Rivals like IPG, Omnicom, and Publicis provide similar services but don't actively promote them.
Holding companies say they're not worried about losing business, but onsite operations can help minimize the impact
In a harbinger of the in-housing trend, Best Buy dropped its agency of record in 2015 and hired Wunderman Thompson to build a division that now employs more than 100 agency staff working alongside the retailer's own team in its Minneapolis headquarters.
Agency leaders downplayed the much-hyped threat this sort of model poses to their business.
"We're not lying awake at night worrying about in-housing," said Wunderman Thompson Inside Managing Director James Sanderson.
About 300 of Wunderman Thompson's estimated 20,000 employees currently work at Inside, and Sanderson said the agency has avoided losing key clients' business by embedding itself within their offices.

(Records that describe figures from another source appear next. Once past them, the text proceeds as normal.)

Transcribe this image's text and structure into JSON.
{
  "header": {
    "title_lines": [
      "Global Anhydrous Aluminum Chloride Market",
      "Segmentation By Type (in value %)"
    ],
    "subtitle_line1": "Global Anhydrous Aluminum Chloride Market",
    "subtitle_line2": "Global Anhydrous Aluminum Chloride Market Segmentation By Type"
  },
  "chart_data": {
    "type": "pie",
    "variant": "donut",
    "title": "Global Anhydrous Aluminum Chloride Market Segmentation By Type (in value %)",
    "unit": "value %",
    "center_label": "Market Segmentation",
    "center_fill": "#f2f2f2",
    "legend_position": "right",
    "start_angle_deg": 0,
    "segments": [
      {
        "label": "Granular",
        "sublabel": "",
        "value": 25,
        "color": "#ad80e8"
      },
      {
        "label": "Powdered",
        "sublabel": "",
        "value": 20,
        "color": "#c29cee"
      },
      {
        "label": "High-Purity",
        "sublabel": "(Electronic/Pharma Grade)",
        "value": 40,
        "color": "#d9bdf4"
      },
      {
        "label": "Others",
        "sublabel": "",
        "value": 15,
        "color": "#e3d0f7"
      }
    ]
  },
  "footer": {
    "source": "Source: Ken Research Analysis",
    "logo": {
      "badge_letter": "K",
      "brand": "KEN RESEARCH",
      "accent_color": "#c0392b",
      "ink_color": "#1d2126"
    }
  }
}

In addition to Best Buy, clients include Coca-Cola, Dell, and Samsung.
And Isobar Global Chief Client Officer Sue McCusker said she sees client in-housing as an evolution rather than a loss, even though one of the services its Accelerate division offers involves auditing a marketer's operations to help speed up the in-housing process.
Onsite operations are less profitable than standard agency services
Former agency executive David Jones told Business Insider that holding companies "need to latch onto to any glimmers of hope for their future" but that they need to bring their own unique platforms and operating systems instead of simply co-locating with clients.
"[This] fundamentally cannibalizes the existing business of the holding companies and reduces their revenue, so their starting point for doing it comes from a very negative and defensive place," Jones said.
While the biggest holding companies have lost billions in market capitalization in recent years, Oliver, an agency that specializes in helping brands like Unilever develop their own in-house teams, claims to have grown at an annual rate of more than 60% since its founding in 2004. Jones's conglomerate You and Mr. Jones acquired a majority stake in Oliver in January.
Greg Paull, founder of management consultancy R3, said the profit margins for onsite operations tend to be in the single digits, which is lower than standard services.
The agency executives who spoke to Business Insider agreed that such models cannot succeed if their main selling point is price. But savings are almost always a key factor.
StubHub recently stopped using nearly all its agencies in part to save money. Senior Director of Global Brand Marketing Meg Ciarallo said she assembled her own team with help of another in-housing firm called Undnyable rather than taking the embedded approach, arguing that her own creative staffers know the brand better.
Most holding companies don't actively promote their in-housing divisions
Other agencies provide similar in-housing services, even if they don't discuss it publicly.
For example, MRM//McCann has a division called Inside through which about 10 percent of the agency's employees are embedded with clients, but parent IPG does not openly promote the division.
Omnicom Media Group COO John Swift told Business Insider his company deals with clients' needs on a case-by-case basis and does not see the need to roll out separate brands for such offerings.
"They don't want to deal with a logo soup with all our capabilities packaged in different ways," Swift said.
McCusker of Isobar said that Accelerate is not a product she aims to sell, but a service woven into the entire organization.
Still, it's difficult not to see the public launches of these divisions as an attempt by the holding companies to resist the in-housing trend.